The Conjuring

The Conjuring is a skillfully made horror film, but it doesn't raise any bars in the genre, and I don't think warrants the praise that it got upon its release last year. Really, it's just another exorcism film, and quite unfair to witches.

The setting, a remote New England farmhouse, is also hardly unique. This is based on a "true" story (the quote marks are my own, since I steadfastly refuse to believe in demons), a case of real-life ghost hunters Ed and Lorraine Warren. They are played earnestly by Patrick Wilson and Vera Farmiga.

The family in trouble are the Perrons, with dad Ron Livingston and mom Lili Taylor. They have five girls and a dog, but we know things are bad when the dog won't enter the house.

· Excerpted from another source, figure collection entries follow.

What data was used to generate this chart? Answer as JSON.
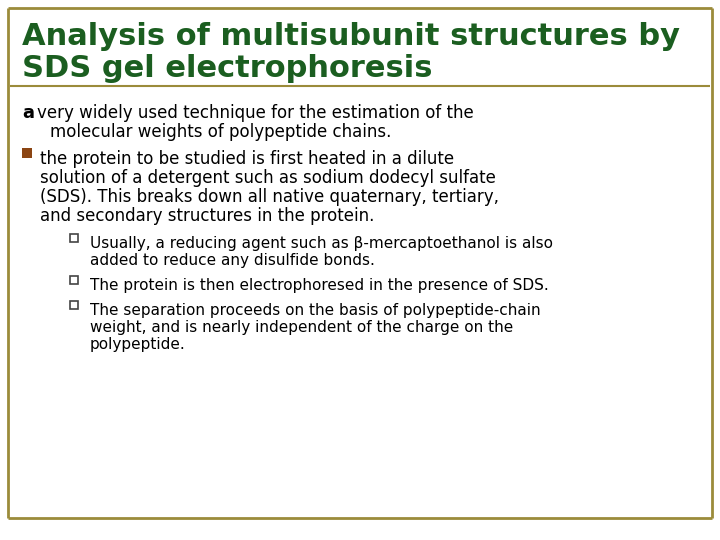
{
  "background_color": "#ffffff",
  "border_color": "#9B8B3A",
  "title_line1": "Analysis of multisubunit structures by",
  "title_line2": "SDS gel electrophoresis",
  "title_color": "#1B5E20",
  "title_fontsize": 22,
  "body_fontsize": 12,
  "small_fontsize": 11,
  "text_color": "#000000",
  "bullet_color": "#8B4513",
  "sub_bullet_color": "#444444",
  "sub1_line1": "Usually, a reducing agent such as β-mercaptoethanol is also",
  "sub1_line2": "added to reduce any disulfide bonds.",
  "sub2": "The protein is then electrophoresed in the presence of SDS.",
  "sub3_line1": "The separation proceeds on the basis of polypeptide-chain",
  "sub3_line2": "weight, and is nearly independent of the charge on the",
  "sub3_line3": "polypeptide."
}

I was bothered by certain things right away. Who buys a house and doesn't know it has a basement, especially when the basement has windows? Who walks around a house they're not familiar with it, blindfolded? And why does Taylor react so calmly when she starts getting mysterious bruises all over her body?

When things start escalating--doors opening and closing on their own, weird noises, the smell of decaying flesh--Taylor tracks down the Warrens to investigate. They immediately sense something is amiss, and research the house. Turns out a woman, related to one the Salem witches, murdered her baby and hung herself, cursing anyone who would take her land. Residents have been committing suicide since then. Now, I am not a witch, but I know that witches are not connected to Satan, as they are here, and those executed at Salem were completely innocent. I hope if there's a witch anti-defamation league they looked into this.

Taylor ends up getting possessed and Wilson has to perform an exorcism, even though he is not a priest. There's nothing about these scenes that are new are original, dating back forty-one years to The Exorcist. The film is extremely Catholic, also, with an epigraph of Warren stating that demons, the devil, and god are all real. If you say so.